Carol Es in her studio

I first became aware of Carol and her work in (I think) 2004, via the nascent art blogging community. There weren't many artists blogging then and almost none were women. Carol's voice was funny, powerful, and true. So I guess I was drawn to her words, at first. When I started noticing her visual art, she was working on prints, drawings and books, so I mistakenly assumed she was not a painter. Wrong. I wasn't paying attention.

Moppet Studio

But I have to say, her books, prints, collage projects, and other non-paint projects are fabulously original, stunningly well-crafted and full of narrative content. The stories are personal and dreamlike (nightmarish in some cases) but there's always an intelligently humorous salve to the edge. One of my favorites in her print series was "Blogger Killings" - a revenge fantasy.

Painting by Carole Es

The paintings are similar in terms of content but with the additional element of the paint's layers and color subtleties. She still incorporates patterns and stitching in the pieces. I asked her about the painting on the easel. She said we were looking at the acrylic underpainting - she'll add oils next, and do the stitching last. The paintings are on stretched canvas and she forces a stickpin through the painted (dried) canvas before threading the design. This was the first time I'd seen her work person and it's larger and more complex than photos can convey.

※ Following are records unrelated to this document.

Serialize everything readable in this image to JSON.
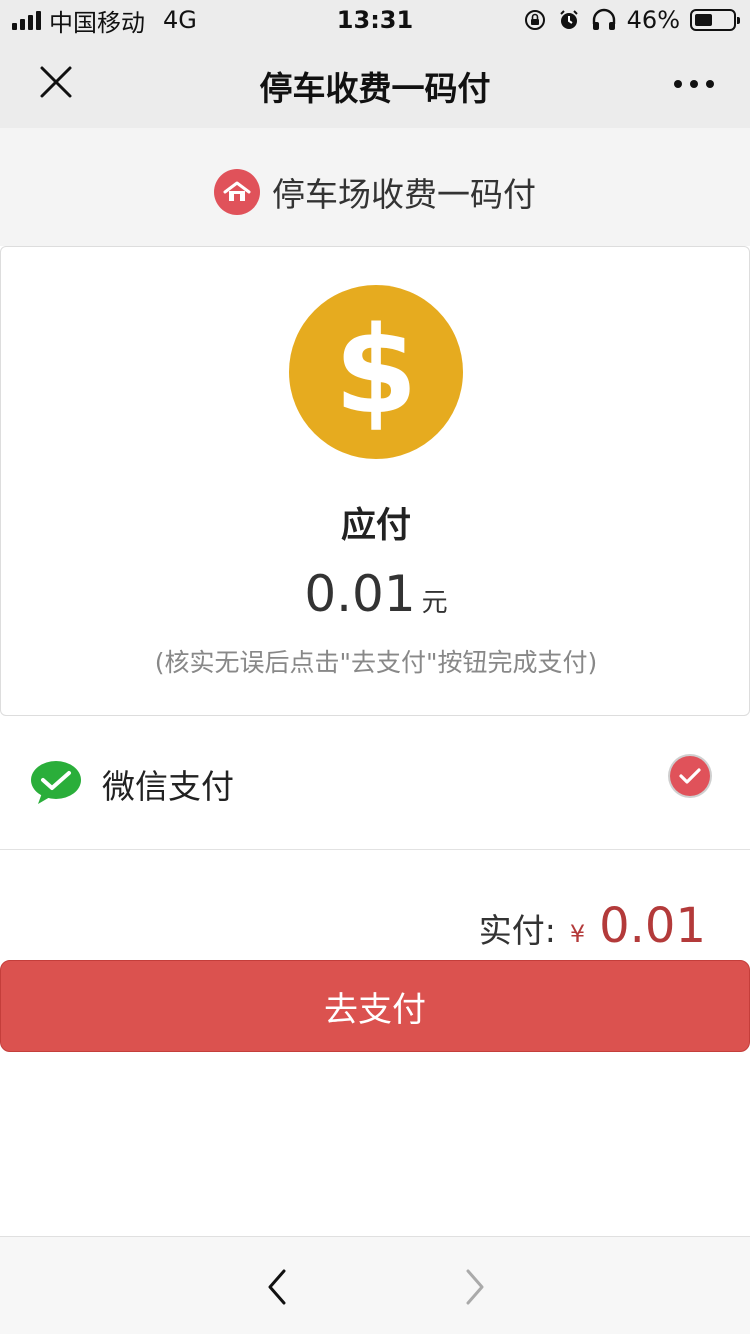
{
  "status": {
    "carrier": "中国移动",
    "network": "4G",
    "time": "13:31",
    "battery_percent_text": "46%",
    "battery_level": 0.46
  },
  "nav": {
    "title": "停车收费一码付",
    "close_icon": "close-icon",
    "more_icon": "more-icon"
  },
  "header": {
    "title": "停车场收费一码付",
    "icon": "home-icon"
  },
  "card": {
    "coin_symbol": "$",
    "due_label": "应付",
    "amount": "0.01",
    "unit": "元",
    "hint": "(核实无误后点击\"去支付\"按钮完成支付)"
  },
  "payment_method": {
    "label": "微信支付",
    "selected": true
  },
  "actual": {
    "label": "实付:",
    "currency": "¥",
    "amount": "0.01"
  },
  "pay_button": {
    "label": "去支付"
  },
  "colors": {
    "accent_red": "#db524f",
    "coin_gold": "#e6ab1f",
    "wechat_green": "#2aae3a",
    "amount_red": "#b33a3a"
  }
}
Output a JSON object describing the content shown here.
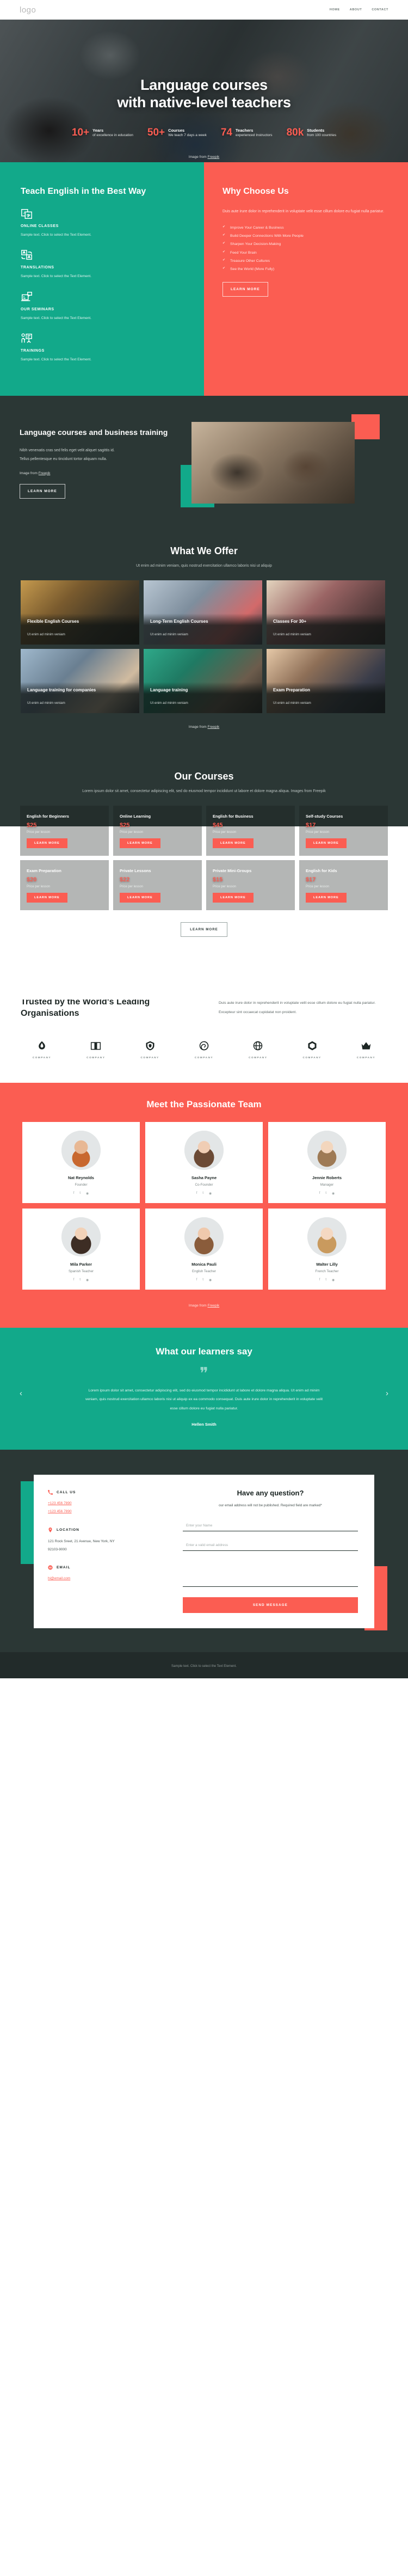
{
  "header": {
    "logo": "logo",
    "nav": [
      {
        "label": "HOME"
      },
      {
        "label": "ABOUT"
      },
      {
        "label": "CONTACT"
      }
    ]
  },
  "hero": {
    "title_line1": "Language courses",
    "title_line2": "with native-level teachers",
    "stats": [
      {
        "number": "10+",
        "label": "Years",
        "sub": "of excellence in education"
      },
      {
        "number": "50+",
        "label": "Courses",
        "sub": "We teach 7 days a week"
      },
      {
        "number": "74",
        "label": "Teachers",
        "sub": "experienced Instructors"
      },
      {
        "number": "80k",
        "label": "Students",
        "sub": "from 100 countries"
      }
    ],
    "credit_prefix": "Image from ",
    "credit_link": "Freepik"
  },
  "teach": {
    "title": "Teach English in the Best Way",
    "features": [
      {
        "icon": "translate-cards-icon",
        "title": "ONLINE CLASSES",
        "desc": "Sample text. Click to select the Text Element."
      },
      {
        "icon": "translate-swap-icon",
        "title": "TRANSLATIONS",
        "desc": "Sample text. Click to select the Text Element."
      },
      {
        "icon": "laptop-presentation-icon",
        "title": "OUR SEMINARS",
        "desc": "Sample text. Click to select the Text Element."
      },
      {
        "icon": "teacher-board-icon",
        "title": "TRAININGS",
        "desc": "Sample text. Click to select the Text Element."
      }
    ]
  },
  "why": {
    "title": "Why Choose Us",
    "lead": "Duis aute irure dolor in reprehenderit in voluptate velit esse cillum dolore eu fugiat nulla pariatur.",
    "items": [
      "Improve Your Career & Business",
      "Build Deeper Connections With More People",
      "Sharpen Your Decision-Making",
      "Feed Your Brain",
      "Treasure Other Cultures",
      "See the World (More Fully)"
    ],
    "cta": "LEARN MORE"
  },
  "business": {
    "title": "Language courses and business training",
    "p1": "Nibh venenatis cras sed felis eget velit aliquet sagittis id.",
    "p2": "Tellus pellentesque eu tincidunt tortor aliquam nulla.",
    "credit_prefix": "Image from ",
    "credit_link": "Freepik",
    "cta": "LEARN MORE"
  },
  "offer": {
    "title": "What We Offer",
    "subtitle": "Ut enim ad minim veniam, quis nostrud exercitation ullamco laboris nisi ut aliquip",
    "cards": [
      {
        "title": "Flexible English Courses",
        "sub": "Ut enim ad minim veniam"
      },
      {
        "title": "Long-Term English Courses",
        "sub": "Ut enim ad minim veniam"
      },
      {
        "title": "Classes For 30+",
        "sub": "Ut enim ad minim veniam"
      },
      {
        "title": "Language training for companies",
        "sub": "Ut enim ad minim veniam"
      },
      {
        "title": "Language training",
        "sub": "Ut enim ad minim veniam"
      },
      {
        "title": "Exam Preparation",
        "sub": "Ut enim ad minim veniam"
      }
    ],
    "credit_prefix": "Image from ",
    "credit_link": "Freepik"
  },
  "courses": {
    "title": "Our Courses",
    "subtitle": "Lorem ipsum dolor sit amet, consectetur adipiscing elit, sed do eiusmod tempor incididunt ut labore et dolore magna aliqua. Images from Freepik",
    "price_caption": "Price per lesson",
    "cta": "LEARN MORE",
    "items": [
      {
        "title": "English for Beginners",
        "price": "$25"
      },
      {
        "title": "Online Learning",
        "price": "$25"
      },
      {
        "title": "English for Business",
        "price": "$45"
      },
      {
        "title": "Self-study Courses",
        "price": "$17"
      },
      {
        "title": "Exam Preparation",
        "price": "$20"
      },
      {
        "title": "Private Lessons",
        "price": "$22"
      },
      {
        "title": "Private Mini-Groups",
        "price": "$15"
      },
      {
        "title": "English for Kids",
        "price": "$17"
      }
    ],
    "more_cta": "LEARN MORE"
  },
  "trusted": {
    "title": "Trusted by the World's Leading Organisations",
    "text": "Duis aute irure dolor in reprehenderit in voluptate velit esse cillum dolore eu fugiat nulla pariatur. Excepteur sint occaecat cupidatat non proident.",
    "logos": [
      {
        "icon": "leaf-drop-logo-icon",
        "name": "COMPANY"
      },
      {
        "icon": "book-open-logo-icon",
        "name": "COMPANY"
      },
      {
        "icon": "shield-logo-icon",
        "name": "COMPANY"
      },
      {
        "icon": "spiral-logo-icon",
        "name": "COMPANY"
      },
      {
        "icon": "globe-logo-icon",
        "name": "COMPANY"
      },
      {
        "icon": "hexagon-logo-icon",
        "name": "COMPANY"
      },
      {
        "icon": "crown-logo-icon",
        "name": "COMPANY"
      }
    ]
  },
  "team": {
    "title": "Meet the Passionate Team",
    "members": [
      {
        "name": "Nat Reynolds",
        "role": "Founder"
      },
      {
        "name": "Sasha Payne",
        "role": "Co-Founder"
      },
      {
        "name": "Jennie Roberts",
        "role": "Manager"
      },
      {
        "name": "Mila Parker",
        "role": "Spanish Teacher"
      },
      {
        "name": "Monica Pauli",
        "role": "English Teacher"
      },
      {
        "name": "Walter Lilly",
        "role": "French Teacher"
      }
    ],
    "social_icons": [
      "facebook-icon",
      "twitter-icon",
      "instagram-icon"
    ],
    "credit_prefix": "Image from ",
    "credit_link": "Freepik"
  },
  "testimonial": {
    "title": "What our learners say",
    "quote_glyph": "❞",
    "text": "Lorem ipsum dolor sit amet, consectetur adipiscing elit, sed do eiusmod tempor incididunt ut labore et dolore magna aliqua. Ut enim ad minim veniam, quis nostrud exercitation ullamco laboris nisi ut aliquip ex ea commodo consequat. Duis aute irure dolor in reprehenderit in voluptate velit esse cillum dolore eu fugiat nulla pariatur.",
    "author": "Hellen Smith",
    "prev": "‹",
    "next": "›"
  },
  "contact": {
    "call_label": "CALL US",
    "phones": [
      "+123 456 7890",
      "+123 456 7890"
    ],
    "location_label": "LOCATION",
    "address_line1": "121 Rock Sreet, 21 Avenue, New York, NY",
    "address_line2": "92103-9000",
    "email_label": "EMAIL",
    "email": "hi@email.com",
    "form": {
      "title": "Have any question?",
      "note": "our email address will not be published. Required field are marked*",
      "name_placeholder": "Enter your Name",
      "email_placeholder": "Enter a valid email address",
      "message_placeholder": "",
      "submit": "SEND MESSAGE"
    }
  },
  "footer": {
    "credit": "Sample text. Click to select the Text Element."
  },
  "colors": {
    "teal": "#12a98a",
    "red": "#fb5d52",
    "dark": "#2b3735"
  }
}
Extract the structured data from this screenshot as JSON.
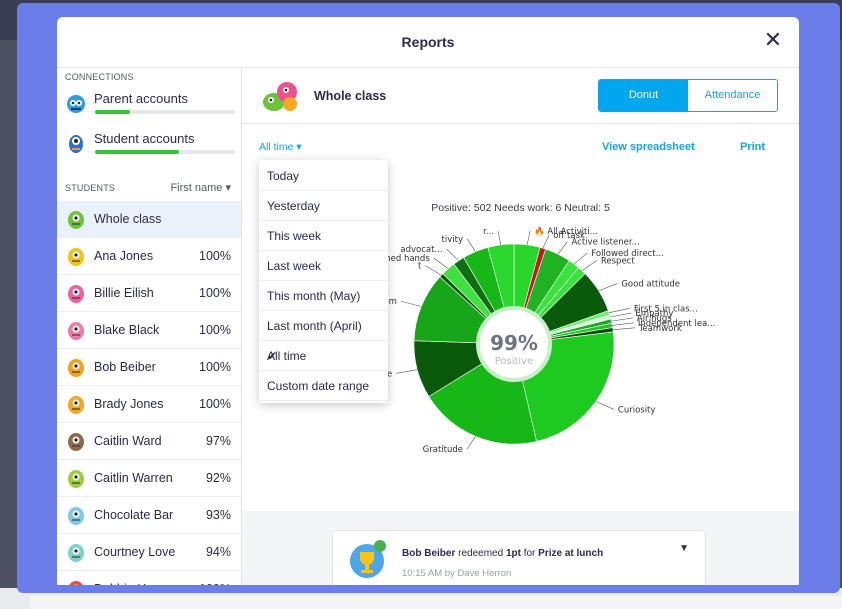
{
  "modal": {
    "title": "Reports",
    "close": "✕"
  },
  "sidebar": {
    "connections_label": "CONNECTIONS",
    "connections": [
      {
        "label": "Parent accounts",
        "progress": 0.25
      },
      {
        "label": "Student accounts",
        "progress": 0.6
      }
    ],
    "students_label": "STUDENTS",
    "sort_label": "First name ▾",
    "students": [
      {
        "name": "Whole class",
        "percent": "",
        "selected": true,
        "color": "#6dc33a"
      },
      {
        "name": "Ana Jones",
        "percent": "100%",
        "color": "#f2c21c"
      },
      {
        "name": "Billie Eilish",
        "percent": "100%",
        "color": "#f05fa0"
      },
      {
        "name": "Blake Black",
        "percent": "100%",
        "color": "#f27aa8"
      },
      {
        "name": "Bob Beiber",
        "percent": "100%",
        "color": "#f6a21d"
      },
      {
        "name": "Brady Jones",
        "percent": "100%",
        "color": "#f5a623"
      },
      {
        "name": "Caitlin Ward",
        "percent": "97%",
        "color": "#8c6a4a"
      },
      {
        "name": "Caitlin Warren",
        "percent": "92%",
        "color": "#9ccc40"
      },
      {
        "name": "Chocolate Bar",
        "percent": "93%",
        "color": "#7fc8e8"
      },
      {
        "name": "Courtney Love",
        "percent": "94%",
        "color": "#79d3c7"
      },
      {
        "name": "Debbie Harry",
        "percent": "100%",
        "color": "#e8503a"
      }
    ]
  },
  "main": {
    "class_name": "Whole class",
    "view_toggle": {
      "active": "Donut",
      "inactive": "Attendance"
    },
    "range_label": "All time ▾",
    "view_spreadsheet": "View spreadsheet",
    "print": "Print",
    "stats": "Positive: 502   Needs work: 6   Neutral: 5"
  },
  "date_menu": {
    "items": [
      "Today",
      "Yesterday",
      "This week",
      "Last week",
      "This month (May)",
      "Last month (April)",
      "All time",
      "Custom date range"
    ],
    "selected_index": 6,
    "check": "✔"
  },
  "feed": {
    "student": "Bob Beiber",
    "mid": " redeemed ",
    "points": "1pt",
    "for": " for ",
    "prize": "Prize at lunch",
    "meta": "10:15 AM by Dave Herron",
    "badge": "1"
  },
  "chart_data": {
    "type": "pie",
    "center_value": "99%",
    "center_label": "Positive",
    "labels": [
      "🔥 All Activiti...",
      "off task",
      "Active listener...",
      "Followed direct...",
      "Respect",
      "Good attitude",
      "First 5 in clas...",
      "Empathy",
      "Air hugs",
      "Independent lea...",
      "Teamwork",
      "Curiosity",
      "Gratitude",
      "Persistence",
      "Optimism",
      "t",
      "Washed hands",
      "advocat...",
      "tivity",
      "r..."
    ],
    "values": [
      18,
      4,
      18,
      8,
      6,
      30,
      3,
      3,
      3,
      3,
      3,
      100,
      85,
      40,
      48,
      3,
      10,
      8,
      18,
      18
    ],
    "colors": [
      "#27d72a",
      "#c6191c",
      "#1fb321",
      "#39e23c",
      "#39e23c",
      "#0a5a0c",
      "#6fef71",
      "#d9f7d9",
      "#1fa821",
      "#23c426",
      "#0e4b10",
      "#1fca20",
      "#16b818",
      "#0a5a0c",
      "#17a519",
      "#0a5a0c",
      "#40e03f",
      "#0e6e10",
      "#16b818",
      "#2bd62d"
    ]
  }
}
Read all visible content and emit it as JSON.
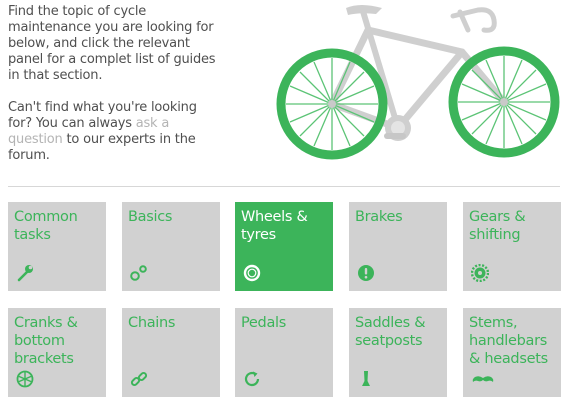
{
  "intro": {
    "paragraph1": "Find the topic of cycle maintenance you are looking for below, and click the relevant panel for a complet list of guides in that section.",
    "paragraph2_before": "Can't find what you're looking for? You can always ",
    "paragraph2_link": "ask a question",
    "paragraph2_after": " to our experts in the forum."
  },
  "colors": {
    "accent": "#3cb45a",
    "tile": "#d1d1d1",
    "bike_frame": "#cfcfcf",
    "text": "#4f4f4f",
    "link": "#b4b4b4"
  },
  "tiles": [
    {
      "label": "Common tasks",
      "icon": "wrench-icon",
      "active": false
    },
    {
      "label": "Basics",
      "icon": "bubbles-icon",
      "active": false
    },
    {
      "label": "Wheels & tyres",
      "icon": "tyre-icon",
      "active": true
    },
    {
      "label": "Brakes",
      "icon": "exclamation-circle-icon",
      "active": false
    },
    {
      "label": "Gears & shifting",
      "icon": "cog-icon",
      "active": false
    },
    {
      "label": "Cranks & bottom brackets",
      "icon": "chainring-icon",
      "active": false
    },
    {
      "label": "Chains",
      "icon": "chain-link-icon",
      "active": false
    },
    {
      "label": "Pedals",
      "icon": "refresh-arrow-icon",
      "active": false
    },
    {
      "label": "Saddles & seatposts",
      "icon": "saddle-icon",
      "active": false
    },
    {
      "label": "Stems, handlebars & headsets",
      "icon": "moustache-handlebar-icon",
      "active": false
    }
  ]
}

She's been in this studio since last summer and it took a tremendous amount of work to get the studio set up. She started with a raw, abandoned space that needed cleaning, painting, new windows, and door installations. I asked her if it had had any effect on her work. She wasn't sure: "I have a home studio too, this space is more for studio visits . . . I don't know so much doubt this space because it's kind of small. I can work on a couple of things at once, but my old studio was much bigger, it was overlooking the ocean, in a park, it was really tranquil. It was really a precious place . . . something I'll never have again, and I was able to work on 6 or 7 projects at one time. It really was a sanctuary, so it was a completely different thing I'm dealing with now . . . there's street noise, it's completely different . . I don't know if it's affecting my work."

She's applying for multiple grants & residencies, an ongoing process that she's very persistent about. Depending on the outcome of those applications, she may do another book this year. Her upcoming shows are listed HERE. Another recent blog review is HERE.